QUITO (Dow Jones)--Ecuadorian Finance Minister Maria Elsa Viteri said Thursday that a total of 91% of bondholders had tendered their Global 2012 or 2030 bonds in a buyback offer.
"We have bought 91% of global 2012 and 2030 bonds; we have retired 91% of the bonds. It is a success," Viteri said Thursday in a public ceremony in Quito.
Viteri added the auction was "a resounding victory for our people."
According to Viteri, $95.37 million of Global 2012 and $194.40 million of Global 2030 remain in the market and the government will attempt to repurchase those bonds.
Viteri said that the government will re-open its offer to bondholders who didn't participate in the auction, but she didn't give details.
At the ceremony, President Rafael Correa said that the government had spent about $900 million on the bond buyback and had repurchased about $2.9 billion worth of the debt.
The president said that servicing the global bonds deprives Ecuador of resources for development.
"We are very close to declaring Ecuador a country free of illegitimate foreign debt," Correa said. "We are analyzing what actions we should take with other segments of the debt, like bilateral and multilateral debt."
Last November, a government-appointed debt audit commission which analyzed Ecuadorian debt contracted between 1976 and 2006 said that most of the debt were "illegitimate" or "illegal."
The commission said that it found irregularities in various segments of the debt, such as double payments, abusive clauses and signs of negligence on the part of high-level government officials.
The commission said multilateral lenders like the Inter-American Development Bank, the World Bank, and the International Monetary Fund, have shifted loans, breaking their rules to use these loans to pay debt and aid creditors.
However, Viteri said that Ecuador maintains its willingness to keep positive and balanced relations with the international financial community and Ecuador could sit down with multilateral lenders to discuss how to deal with "illegal" debt.
According to Viteri, there are several options for multilateral and bilateral debt.
Ecuador had three overseas bond issues outstanding: $510 million in bonds due 2012, which carry a 12% coupon; $650 million of 9.375% bonds due 2015; and $2.7 billion of 10% bonds due 2030.
Correa, a socialist, said the debt had led to a "generalized bankruptcy for Ecuadorians."
"We are dangerous as we could be a bad example for the rest of the indebted nations," Correa said.
He also said that Ecuador has received international financing of about $2.7 billion from November 2008 to April 2009.

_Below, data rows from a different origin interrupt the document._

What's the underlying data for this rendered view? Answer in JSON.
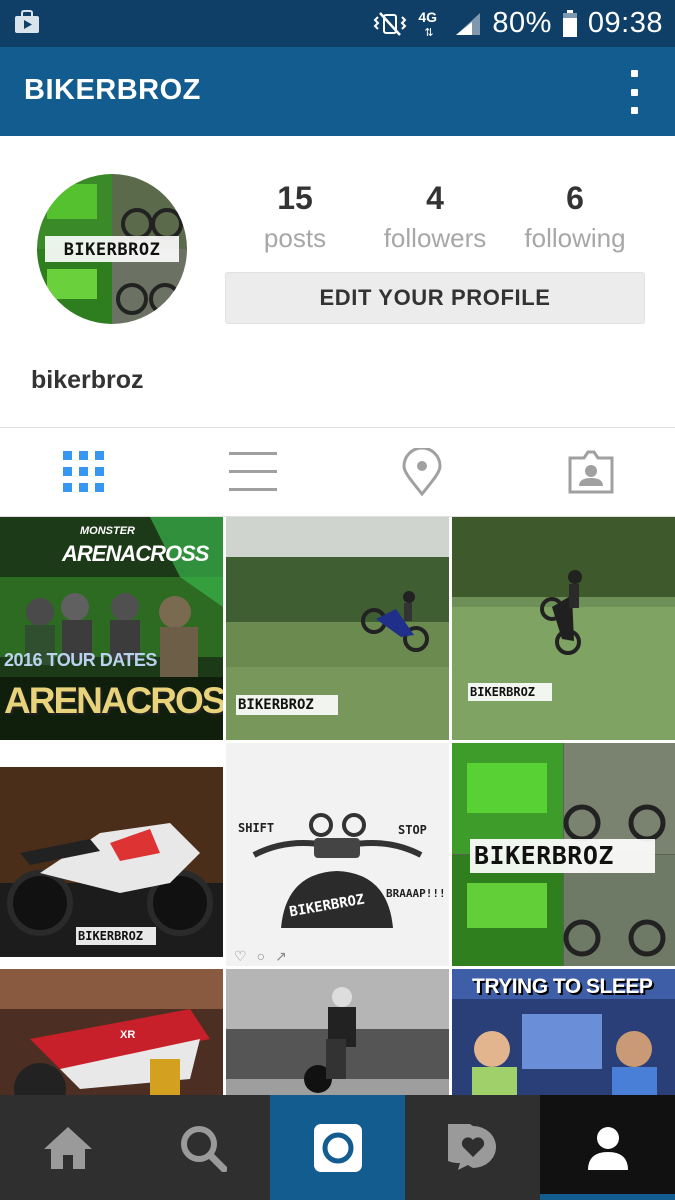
{
  "status_bar": {
    "battery_percent": "80%",
    "time": "09:38",
    "network": "4G"
  },
  "app_bar": {
    "title": "BIKERBROZ"
  },
  "profile": {
    "stats": [
      {
        "value": "15",
        "label": "posts"
      },
      {
        "value": "4",
        "label": "followers"
      },
      {
        "value": "6",
        "label": "following"
      }
    ],
    "edit_button_label": "EDIT YOUR PROFILE",
    "username": "bikerbroz",
    "avatar_text": "BIKERBROZ"
  },
  "tabs": [
    {
      "name": "grid-view",
      "icon": "grid-icon",
      "active": true
    },
    {
      "name": "list-view",
      "icon": "list-icon",
      "active": false
    },
    {
      "name": "map-view",
      "icon": "location-pin-icon",
      "active": false
    },
    {
      "name": "tagged-view",
      "icon": "tagged-person-icon",
      "active": false
    }
  ],
  "grid": {
    "posts": [
      {
        "kind": "arena-cross-poster",
        "line1": "MONSTER",
        "line2": "ARENACROSS",
        "line3": "2016 TOUR DATES",
        "line4": "ARENACROSS"
      },
      {
        "kind": "wheelie-field",
        "caption": "BIKERBROZ"
      },
      {
        "kind": "wheelie-field-2",
        "caption": "BIKERBROZ"
      },
      {
        "kind": "night-bike",
        "caption": "BIKERBROZ"
      },
      {
        "kind": "handlebar-logo",
        "left_note": "SHIFT",
        "right_note": "STOP",
        "sound": "BRAAAP!!!",
        "tank_text": "BIKERBROZ"
      },
      {
        "kind": "collage",
        "caption": "BIKERBROZ"
      },
      {
        "kind": "red-bike",
        "badge": "XR"
      },
      {
        "kind": "bw-rider"
      },
      {
        "kind": "meme",
        "caption": "TRYING TO SLEEP"
      }
    ]
  },
  "bottom_nav": [
    {
      "name": "home",
      "icon": "home-icon"
    },
    {
      "name": "search",
      "icon": "search-icon"
    },
    {
      "name": "camera",
      "icon": "camera-icon"
    },
    {
      "name": "activity",
      "icon": "activity-heart-icon"
    },
    {
      "name": "profile",
      "icon": "profile-icon"
    }
  ],
  "colors": {
    "app_bar": "#135c8f",
    "status_bar": "#0f3f66",
    "tab_active": "#3897f0",
    "tab_inactive": "#a0a0a0"
  }
}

Last December, the government refused to pay the interest on its 2012 and 2030 bonds, contending they are "illegal" and "illegitimate, " based on the report of the debt commission.
On April 20, the government launched a modified Dutch auction for its defaulted bonds.
Correa's administration offered a minimum price of 30 cents on the U.S. dollar to repurchase those global bonds, but on May 26 it announced that had set a price of 35 cents on the dollar.
The government has said that it will continue to pay "normally" the Global 2015 bonds.
The Andean country defaulted on its foreign debt obligations in 1999. In August of 2000, it carried out an exchange of Brady bonds and Eurobonds for new 30-year and 12-year bonds, which involved a 40% haircut for creditors.